The government began 2018 with a lot of credibilities but Prime Minister Modi has lost a bit of momentum on the way. We saw the key commodity for India, the crude oil, trade all over the place during the year, hitting a high of 86. A crude price above 70 is bad for India as it translates into fiscal inflation, interest rates worries and the currency is affected. The Rupee moved from 65 to 74 on the dollar, later dropping to under 70. Inflation is below 3%, real rates at 4%, reflecting a chance for rate cuts increasing.
Large-cap stocks held their ground during the year while mid-caps fell as much as 30-40%. 2018 was, therefore, a year that went full cycle. The market does not look expensive compared to expected growth
During the first part of the 4th quarter, foreign investors sold about $5bn worth of stocks, and the steady inflow from domestic investors of $1 billion a month took a breather. This trend improved in the last part as we started to see some domestic buying, share buy-backs and net inflow into the market.

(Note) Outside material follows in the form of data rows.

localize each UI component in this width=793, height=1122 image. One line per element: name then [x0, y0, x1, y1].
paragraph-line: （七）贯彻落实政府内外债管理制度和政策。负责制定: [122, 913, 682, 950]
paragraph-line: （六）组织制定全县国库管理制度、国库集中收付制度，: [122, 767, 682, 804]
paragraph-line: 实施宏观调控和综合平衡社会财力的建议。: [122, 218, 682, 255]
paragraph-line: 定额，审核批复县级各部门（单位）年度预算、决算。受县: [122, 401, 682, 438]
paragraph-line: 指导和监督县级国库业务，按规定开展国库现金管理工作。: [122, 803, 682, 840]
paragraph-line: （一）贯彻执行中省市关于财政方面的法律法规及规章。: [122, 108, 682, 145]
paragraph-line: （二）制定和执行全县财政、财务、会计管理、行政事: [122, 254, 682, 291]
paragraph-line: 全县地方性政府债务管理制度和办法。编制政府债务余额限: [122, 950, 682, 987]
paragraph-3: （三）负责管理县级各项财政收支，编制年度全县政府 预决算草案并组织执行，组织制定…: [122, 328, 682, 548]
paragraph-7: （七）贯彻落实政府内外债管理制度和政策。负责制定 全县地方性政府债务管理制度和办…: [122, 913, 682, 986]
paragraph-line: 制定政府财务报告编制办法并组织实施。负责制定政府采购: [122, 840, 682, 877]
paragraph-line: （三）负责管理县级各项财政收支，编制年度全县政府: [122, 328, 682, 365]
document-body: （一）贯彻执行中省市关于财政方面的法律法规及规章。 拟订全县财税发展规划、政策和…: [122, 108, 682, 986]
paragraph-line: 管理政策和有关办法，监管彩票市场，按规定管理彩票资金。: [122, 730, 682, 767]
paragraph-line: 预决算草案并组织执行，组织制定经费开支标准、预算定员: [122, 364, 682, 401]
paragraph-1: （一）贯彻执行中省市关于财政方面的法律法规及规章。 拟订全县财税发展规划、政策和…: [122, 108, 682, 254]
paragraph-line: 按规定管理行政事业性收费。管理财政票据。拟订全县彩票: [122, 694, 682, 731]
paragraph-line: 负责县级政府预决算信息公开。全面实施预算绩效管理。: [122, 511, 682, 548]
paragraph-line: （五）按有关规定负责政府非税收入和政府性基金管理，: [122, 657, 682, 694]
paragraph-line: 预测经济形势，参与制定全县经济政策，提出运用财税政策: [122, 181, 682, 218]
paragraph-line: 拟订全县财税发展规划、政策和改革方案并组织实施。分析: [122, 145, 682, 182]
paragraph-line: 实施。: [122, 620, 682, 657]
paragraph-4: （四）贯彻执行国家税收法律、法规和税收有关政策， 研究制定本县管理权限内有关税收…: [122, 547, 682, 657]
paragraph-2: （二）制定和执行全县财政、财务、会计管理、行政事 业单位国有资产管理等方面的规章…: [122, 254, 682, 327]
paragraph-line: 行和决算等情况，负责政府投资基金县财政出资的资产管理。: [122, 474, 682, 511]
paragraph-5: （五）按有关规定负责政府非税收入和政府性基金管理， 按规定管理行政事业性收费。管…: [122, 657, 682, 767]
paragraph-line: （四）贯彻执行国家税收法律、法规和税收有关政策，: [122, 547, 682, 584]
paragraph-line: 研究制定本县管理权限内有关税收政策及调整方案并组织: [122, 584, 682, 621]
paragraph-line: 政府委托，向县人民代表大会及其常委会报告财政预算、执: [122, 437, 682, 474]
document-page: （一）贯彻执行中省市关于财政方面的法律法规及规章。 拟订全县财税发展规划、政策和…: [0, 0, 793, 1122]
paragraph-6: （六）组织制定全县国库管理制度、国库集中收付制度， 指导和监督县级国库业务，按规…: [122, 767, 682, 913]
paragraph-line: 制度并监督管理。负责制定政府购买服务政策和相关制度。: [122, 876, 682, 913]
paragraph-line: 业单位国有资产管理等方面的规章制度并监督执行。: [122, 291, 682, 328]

From a macro perspective, inflation and growth will be positive for investors. If the price of crude will remain trade ranging in the 50-65/bbl area, it should not send any dramatic shock waves to the stock market. For the upcoming May election, it may prompt politicians to spend more. The current account is fine and should be managed under 2%, mainly financed by foreign investments and inflow. Long term credit growth has been around 1,5 times nominal GDP (around 12%) to 18%. Credit growth has now moved up to around 15% from 10% and with GDP growth of around 7,2% GDP in 2018, inflation is reasonable, credit growth at about 15%, pointing to sustain high GDP growth rate so exciting outlook from the rise in credit growth.
Expect valuations to generally hold at current levels as inflation is reasonable and inflation should hold below 5%. Earnings growth more key than ever for this year, translating to stock picking.